RAFAELA RODRIGUES LIMA
 A Importância da Família no Processo de Educação Inclusiva
GUAJARÁ/AM
2026
RAFAELA RODRIGUES LIMA
A Importância da Família no Processo de Educação Inclusiva
Projeto de Trabalho de Conclusão de Curso apresentado à disciplina de TCC 1 do Curso de Educação Especial, do Centro Universitário FAVENI-UNIFAVENI, como requisito parcial para avaliação 
Orientador: Prof. XXXXXXXXXX
GUAJARÁ/AM
2026
SUMÁRIO
1	JUSTIFICATIVA	3
2	DEFINIÇÃO DO PROBLEMA E HIPÓTESES	5
2.1 	PROBLEMA	5
2.2 	HIPÓTESES	5
3	OBJETIVOS	5
3.1 	OBJETIVO GERAL	5
3.2 	OBJETIVOS ESPECÍFICOS	5
4	REFERENCIAL TEÓRICO E/OU REVISÃO DE LITERATURA	6
4.1 	REFERENCIAL TEÓRICO	6
5	PROCEDIMENTOS METODOLÓGICOS	15
6	RESULTADOS ESPERADOS	15
7	CRONOGRAMA	16
REFERÊNCIAS	18
1 JUSTIFICATIVA
Escolheu-se como tema deste trabalho , a importância da família no processo de educação inclusiva da pessoa com necessidades educativas especiais, por observar a necessidade que essas pessoas têm da presença do acompanhamento de seus familiares junto às atividades, mesmo que elas tenham profissionais de reforço escolar envolvidos. 

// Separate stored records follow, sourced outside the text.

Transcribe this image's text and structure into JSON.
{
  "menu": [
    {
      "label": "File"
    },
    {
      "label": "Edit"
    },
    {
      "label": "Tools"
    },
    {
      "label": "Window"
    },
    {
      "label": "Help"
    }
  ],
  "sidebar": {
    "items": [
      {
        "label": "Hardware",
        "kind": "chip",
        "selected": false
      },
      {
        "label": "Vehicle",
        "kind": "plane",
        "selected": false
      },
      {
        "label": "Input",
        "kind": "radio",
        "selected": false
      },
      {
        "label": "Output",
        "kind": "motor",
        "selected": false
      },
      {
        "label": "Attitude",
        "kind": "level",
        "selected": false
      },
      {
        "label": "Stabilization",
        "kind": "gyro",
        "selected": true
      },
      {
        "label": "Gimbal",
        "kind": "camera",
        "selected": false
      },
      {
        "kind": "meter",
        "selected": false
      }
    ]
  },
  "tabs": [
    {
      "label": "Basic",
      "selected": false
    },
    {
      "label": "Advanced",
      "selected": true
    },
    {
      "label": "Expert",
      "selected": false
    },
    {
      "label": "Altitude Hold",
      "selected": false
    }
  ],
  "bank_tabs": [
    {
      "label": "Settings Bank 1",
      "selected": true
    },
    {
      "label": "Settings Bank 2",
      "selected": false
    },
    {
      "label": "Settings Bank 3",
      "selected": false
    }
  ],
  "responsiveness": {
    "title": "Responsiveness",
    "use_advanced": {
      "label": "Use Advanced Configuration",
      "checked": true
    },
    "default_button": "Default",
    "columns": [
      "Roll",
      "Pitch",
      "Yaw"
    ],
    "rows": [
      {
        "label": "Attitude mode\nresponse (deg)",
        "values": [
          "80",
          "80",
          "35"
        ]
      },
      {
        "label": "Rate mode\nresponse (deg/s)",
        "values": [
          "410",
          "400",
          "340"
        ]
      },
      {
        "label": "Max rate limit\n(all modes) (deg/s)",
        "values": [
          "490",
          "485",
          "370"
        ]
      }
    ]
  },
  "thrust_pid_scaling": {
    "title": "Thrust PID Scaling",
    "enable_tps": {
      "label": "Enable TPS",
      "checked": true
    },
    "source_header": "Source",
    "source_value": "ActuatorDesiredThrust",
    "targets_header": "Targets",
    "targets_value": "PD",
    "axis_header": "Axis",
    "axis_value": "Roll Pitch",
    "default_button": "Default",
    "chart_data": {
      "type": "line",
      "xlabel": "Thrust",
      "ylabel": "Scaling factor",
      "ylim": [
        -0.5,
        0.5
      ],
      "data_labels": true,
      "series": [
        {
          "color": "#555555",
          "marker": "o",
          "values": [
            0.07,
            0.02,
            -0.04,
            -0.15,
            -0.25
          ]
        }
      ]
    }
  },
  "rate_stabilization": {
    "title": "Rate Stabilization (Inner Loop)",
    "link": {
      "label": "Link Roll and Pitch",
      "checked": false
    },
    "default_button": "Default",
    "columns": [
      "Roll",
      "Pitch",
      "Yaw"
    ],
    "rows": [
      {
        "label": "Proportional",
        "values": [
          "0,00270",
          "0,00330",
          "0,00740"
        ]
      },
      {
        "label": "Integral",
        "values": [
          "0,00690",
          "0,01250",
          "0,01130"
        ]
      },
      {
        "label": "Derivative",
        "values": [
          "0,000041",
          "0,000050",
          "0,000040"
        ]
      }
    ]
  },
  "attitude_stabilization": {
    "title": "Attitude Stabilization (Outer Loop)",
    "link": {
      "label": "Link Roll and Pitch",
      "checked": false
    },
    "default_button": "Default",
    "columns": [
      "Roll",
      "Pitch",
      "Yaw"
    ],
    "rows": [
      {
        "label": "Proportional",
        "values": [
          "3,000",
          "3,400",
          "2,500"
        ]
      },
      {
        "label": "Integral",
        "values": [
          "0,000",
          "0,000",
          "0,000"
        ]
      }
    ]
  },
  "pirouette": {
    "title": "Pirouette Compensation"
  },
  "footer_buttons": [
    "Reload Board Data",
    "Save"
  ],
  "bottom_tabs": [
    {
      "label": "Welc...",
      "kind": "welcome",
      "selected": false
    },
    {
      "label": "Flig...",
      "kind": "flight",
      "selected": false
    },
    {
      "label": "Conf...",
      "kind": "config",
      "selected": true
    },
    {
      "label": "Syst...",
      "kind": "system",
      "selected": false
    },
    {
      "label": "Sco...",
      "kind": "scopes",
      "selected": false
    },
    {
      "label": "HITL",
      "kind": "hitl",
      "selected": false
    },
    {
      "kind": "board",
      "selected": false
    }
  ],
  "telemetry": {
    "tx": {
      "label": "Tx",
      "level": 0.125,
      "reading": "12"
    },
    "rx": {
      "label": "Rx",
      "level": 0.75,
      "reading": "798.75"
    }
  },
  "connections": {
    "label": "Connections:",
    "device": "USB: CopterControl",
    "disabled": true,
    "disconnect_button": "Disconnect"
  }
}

Sabe-se que o processo inclusivo é de grande importância no desenvolvimento e socialização dos alunos, tanto especiais, como ditos normais, sendo fundamental no crescimento do seu aprendizado por haver uma troca de conhecimentos que passa a favorecer ambas as partes. Sem contar com o benefício da auto-estima e da dose de afetividade que os mesmos passam para toda a comunidade escolar, tornando-a mais humana, menos preconceituosa e reflexiva, diante da realidade de cada indivíduo especial. 
Em todos os estudos feitos sobre as pessoas portadoras de necessidades educativas especiais, sempre foi enfatizado que esses indivíduos necessitavam do acompanhamento da família. Por esta razão, escolheu-se investigar a importância da família no processo de educação inclusiva da pessoa com necessidades educativa especiais. Observa-se que sem a família esses indivíduos não teriam como se situar em suas vidas, sendo a família de fundamental importância para o seu desenvolvimento e por ser a primeira referência como ser, sua célula vital.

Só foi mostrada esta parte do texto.